I spent the majority of my sabbatical walking 700 miles through northern Spain on the Camino de Santiago. I walked the ‘French’ route – across the Pyrenees and through Spain to Santiago de Compostela. Then the ‘Primitive’ route – from the city of Oviedo. People have been making a pilgrimage to Santiago (Spanish for ‘St James’) to the site of the apostle’s bones ever since 820AD when King Alfonso II of Asturias made the journey from Oviedo to Santiago on the route that I followed.
Pilgrimages are part of a rich history of Christian spirituality. Taking time to set apart from regular life to journey to a specific destination allows for longer periods of contemplation than regular life affords. For me, it was an immensely rich experience and a chance to be refreshed and renewed in my spirit. I look forward to sharing more at an evening gathering in the fall. For now, I simply wanted to mention the top highlights of my “Lessons on the Way”.
The first part of my journey took me over the Pyrenees and through the cities of Pamplona and Logroño to the city of Burgos. The way passes through many small villages and mid-sized towns. I met many pilgrims and while the days were often spent with long sections alone, there was always opportunity to gather with fellow pilgrims for dinner in the evening.
On this first section of the way I learned a lot about life as a pilgrimage. The earliest name for the followers of Jesus was ‘The Way’ – long before the name ‘Christian’ was coined (see Acts 9:2). There’s something fundamental to our identity as being people who are journeying with Jesus rather than those who have arrived. I reflected on welcome, persistence, preparation, encouragement, solitude, being present, simplicity and much more. The culmination of this section of the pilgrimage was a dream or revelation that I had of a call to love people. I’ve always thought of ‘loving your neighbor’ as something that all Christians were called to do, including me. But I’ve perceived my vocation as a teacher and leader. This felt like a new call from God to identify ‘loving people’ as the heart of my call to be a priest and a leader in the church.

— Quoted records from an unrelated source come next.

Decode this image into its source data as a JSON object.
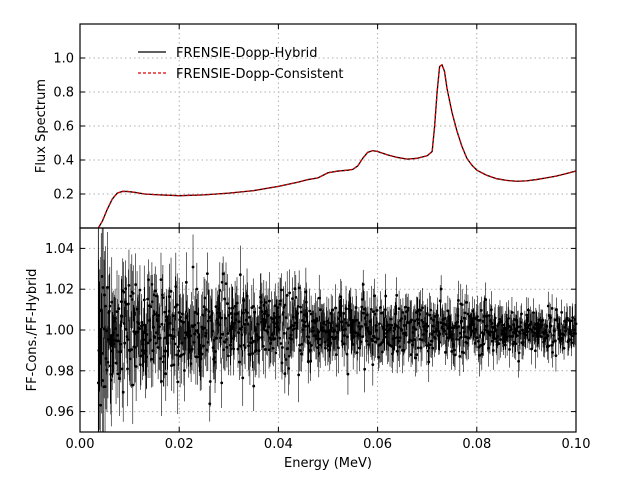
{
  "chart_data": [
    {
      "type": "line",
      "panel": "top",
      "ylabel": "Flux Spectrum",
      "xlim": [
        0.0,
        0.1
      ],
      "ylim": [
        0.0,
        1.2
      ],
      "yticks": [
        "0.2",
        "0.4",
        "0.6",
        "0.8",
        "1.0"
      ],
      "grid": true,
      "legend_position": "upper-left",
      "series": [
        {
          "name": "FRENSIE-Dopp-Hybrid",
          "color": "#000000",
          "linestyle": "solid",
          "x": [
            0.0037,
            0.0045,
            0.0055,
            0.0065,
            0.0075,
            0.0085,
            0.0095,
            0.011,
            0.013,
            0.016,
            0.02,
            0.025,
            0.03,
            0.035,
            0.04,
            0.044,
            0.046,
            0.048,
            0.05,
            0.052,
            0.054,
            0.055,
            0.056,
            0.057,
            0.058,
            0.059,
            0.06,
            0.062,
            0.064,
            0.066,
            0.068,
            0.07,
            0.071,
            0.0715,
            0.072,
            0.0725,
            0.073,
            0.0735,
            0.074,
            0.075,
            0.076,
            0.077,
            0.078,
            0.079,
            0.08,
            0.082,
            0.084,
            0.086,
            0.088,
            0.09,
            0.092,
            0.094,
            0.096,
            0.098,
            0.1
          ],
          "y": [
            0.0,
            0.04,
            0.11,
            0.17,
            0.205,
            0.215,
            0.215,
            0.21,
            0.2,
            0.195,
            0.19,
            0.195,
            0.205,
            0.22,
            0.245,
            0.27,
            0.285,
            0.295,
            0.325,
            0.335,
            0.34,
            0.345,
            0.365,
            0.41,
            0.445,
            0.455,
            0.45,
            0.43,
            0.415,
            0.405,
            0.41,
            0.425,
            0.45,
            0.6,
            0.8,
            0.95,
            0.96,
            0.92,
            0.82,
            0.68,
            0.57,
            0.48,
            0.41,
            0.37,
            0.34,
            0.31,
            0.29,
            0.28,
            0.275,
            0.277,
            0.285,
            0.295,
            0.305,
            0.32,
            0.335
          ]
        },
        {
          "name": "FRENSIE-Dopp-Consistent",
          "color": "#dd0000",
          "linestyle": "dashed",
          "x": [
            0.0037,
            0.0045,
            0.0055,
            0.0065,
            0.0075,
            0.0085,
            0.0095,
            0.011,
            0.013,
            0.016,
            0.02,
            0.025,
            0.03,
            0.035,
            0.04,
            0.044,
            0.046,
            0.048,
            0.05,
            0.052,
            0.054,
            0.055,
            0.056,
            0.057,
            0.058,
            0.059,
            0.06,
            0.062,
            0.064,
            0.066,
            0.068,
            0.07,
            0.071,
            0.0715,
            0.072,
            0.0725,
            0.073,
            0.0735,
            0.074,
            0.075,
            0.076,
            0.077,
            0.078,
            0.079,
            0.08,
            0.082,
            0.084,
            0.086,
            0.088,
            0.09,
            0.092,
            0.094,
            0.096,
            0.098,
            0.1
          ],
          "y": [
            0.0,
            0.04,
            0.11,
            0.17,
            0.205,
            0.215,
            0.215,
            0.21,
            0.2,
            0.195,
            0.19,
            0.195,
            0.205,
            0.22,
            0.245,
            0.27,
            0.285,
            0.295,
            0.325,
            0.335,
            0.34,
            0.345,
            0.365,
            0.41,
            0.445,
            0.455,
            0.45,
            0.43,
            0.415,
            0.405,
            0.41,
            0.425,
            0.45,
            0.6,
            0.8,
            0.95,
            0.96,
            0.92,
            0.82,
            0.68,
            0.57,
            0.48,
            0.41,
            0.37,
            0.34,
            0.31,
            0.29,
            0.28,
            0.275,
            0.277,
            0.285,
            0.295,
            0.305,
            0.32,
            0.335
          ]
        }
      ]
    },
    {
      "type": "scatter",
      "panel": "bottom",
      "xlabel": "Energy (MeV)",
      "ylabel": "FF-Cons./FF-Hybrid",
      "xlim": [
        0.0,
        0.1
      ],
      "ylim": [
        0.95,
        1.05
      ],
      "xticks": [
        "0.00",
        "0.02",
        "0.04",
        "0.06",
        "0.08",
        "0.10"
      ],
      "yticks": [
        "0.96",
        "0.98",
        "1.00",
        "1.02",
        "1.04"
      ],
      "grid": true,
      "errorbars": true,
      "x_start": 0.0037,
      "x_end": 0.1,
      "n_points": 1000,
      "noise_envelope": {
        "x": [
          0.0037,
          0.006,
          0.01,
          0.02,
          0.04,
          0.06,
          0.08,
          0.1
        ],
        "scatter_sd": [
          0.025,
          0.014,
          0.012,
          0.011,
          0.009,
          0.007,
          0.006,
          0.0045
        ],
        "errorbar_half": [
          0.035,
          0.018,
          0.015,
          0.013,
          0.011,
          0.009,
          0.008,
          0.006
        ]
      },
      "center": 1.0
    }
  ]
}
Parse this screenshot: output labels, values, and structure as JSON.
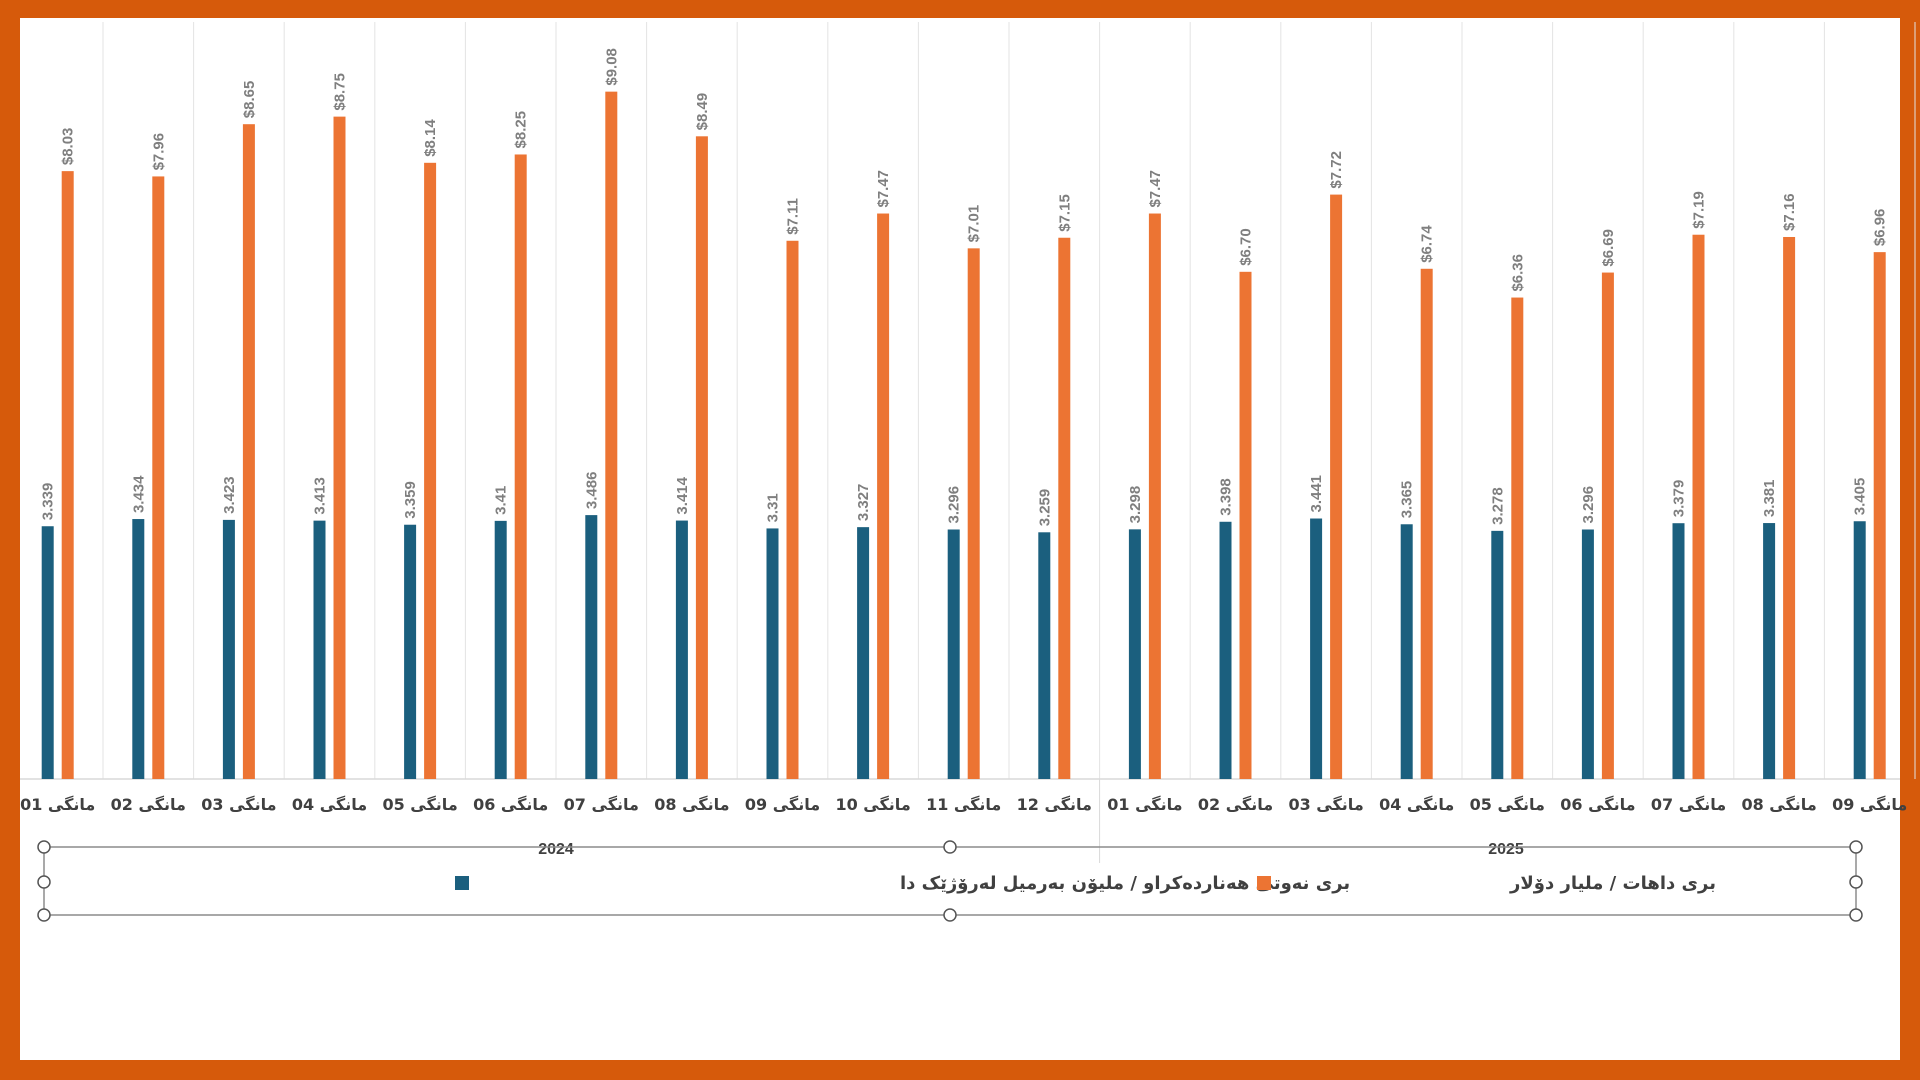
{
  "chart_data": {
    "type": "bar",
    "title": "",
    "xlabel": "",
    "ylabel": "",
    "ylim": [
      0,
      10
    ],
    "grid": "vertical category separators",
    "legend_placement": "bottom",
    "categories": [
      "مانگی 01",
      "مانگی 02",
      "مانگی 03",
      "مانگی 04",
      "مانگی 05",
      "مانگی 06",
      "مانگی 07",
      "مانگی 08",
      "مانگی 09",
      "مانگی 10",
      "مانگی 11",
      "مانگی 12",
      "مانگی 01",
      "مانگی 02",
      "مانگی 03",
      "مانگی 04",
      "مانگی 05",
      "مانگی 06",
      "مانگی 07",
      "مانگی 08",
      "مانگی 09"
    ],
    "groups": [
      {
        "label": "2024",
        "count": 12
      },
      {
        "label": "2025",
        "count": 9
      }
    ],
    "series": [
      {
        "name": "بری نەوتی هەناردەکراو / ملیۆن بەرمیل لەرۆژێک دا",
        "color": "#1B5F7E",
        "values": [
          3.339,
          3.434,
          3.423,
          3.413,
          3.359,
          3.41,
          3.486,
          3.414,
          3.31,
          3.327,
          3.296,
          3.259,
          3.298,
          3.398,
          3.441,
          3.365,
          3.278,
          3.296,
          3.379,
          3.381,
          3.405
        ],
        "labels": [
          "3.339",
          "3.434",
          "3.423",
          "3.413",
          "3.359",
          "3.41",
          "3.486",
          "3.414",
          "3.31",
          "3.327",
          "3.296",
          "3.259",
          "3.298",
          "3.398",
          "3.441",
          "3.365",
          "3.278",
          "3.296",
          "3.379",
          "3.381",
          "3.405"
        ]
      },
      {
        "name": "بری داهات / ملیار دۆلار",
        "color": "#EC7433",
        "values": [
          8.03,
          7.96,
          8.65,
          8.75,
          8.14,
          8.25,
          9.08,
          8.49,
          7.11,
          7.47,
          7.01,
          7.15,
          7.47,
          6.7,
          7.72,
          6.74,
          6.36,
          6.69,
          7.19,
          7.16,
          6.96
        ],
        "labels": [
          "$8.03",
          "$7.96",
          "$8.65",
          "$8.75",
          "$8.14",
          "$8.25",
          "$9.08",
          "$8.49",
          "$7.11",
          "$7.47",
          "$7.01",
          "$7.15",
          "$7.47",
          "$6.70",
          "$7.72",
          "$6.74",
          "$6.36",
          "$6.69",
          "$7.19",
          "$7.16",
          "$6.96"
        ]
      }
    ]
  },
  "colors": {
    "frame": "#D65A0B",
    "label": "#7F7F7F",
    "axis_text": "#404040"
  }
}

The next section of my walk took me from Burgos through to Leon. This section is known as the ‘meseta’ – it’s mostly flat and many people regard it as boring walking and some will skip this section altogether. It is not the most dramatic, but there are still many beautiful things to see. The flat walking, often alongside roads, allows one to begin an interior journey and hear what God might be revealing within.
For me, that was about delight. There is so much of life to take delight in. Most pleasures are simple and everywhere. Wonder is fuel for the human spirit. I reflected on rest, joy, celebration, music, beauty and feasting.
My key lesson on this section was that being a fully alive human being means delighting in God’s world. Delight (or wonder) is a part of worship and of putting ourselves in proper relation to our creator. It’s not an add on to life but the stuff of life itself.
On Letting Go
The final section of the French Route runs from Leon to Santiago over two mountain ranges. Here the most powerful experience for me was at the Cruz de Ferro. This is an iron cross on a mountain top where people will leave a stone or other object.
Leaving a stone there helped unlock a well of reflection and learning about letting go. In many ways I felt that I did not want to ‘let go’ of Esther – so I had been resisting the idea of leaving a stone. But, as I left a stone there, I did not feel that I was letting go of Esther; or letting go of my grief. Rather, I was letting go of all of the negative consequences of losing her – the impacts on my family, on my emotions and on my work life. It was cathartic and healing. It was the beginning of a download of revelation from God about the things that I had been experiencing and reflecting on in the previous week.
There’s more to tell – lessons on guilt and pain, on suffering and the passage of time; but these are at least the headlines from my journey on ‘The Way’. Thank you for the gift of that time, and the healing and renewal of spirit that I have been able to receive from it.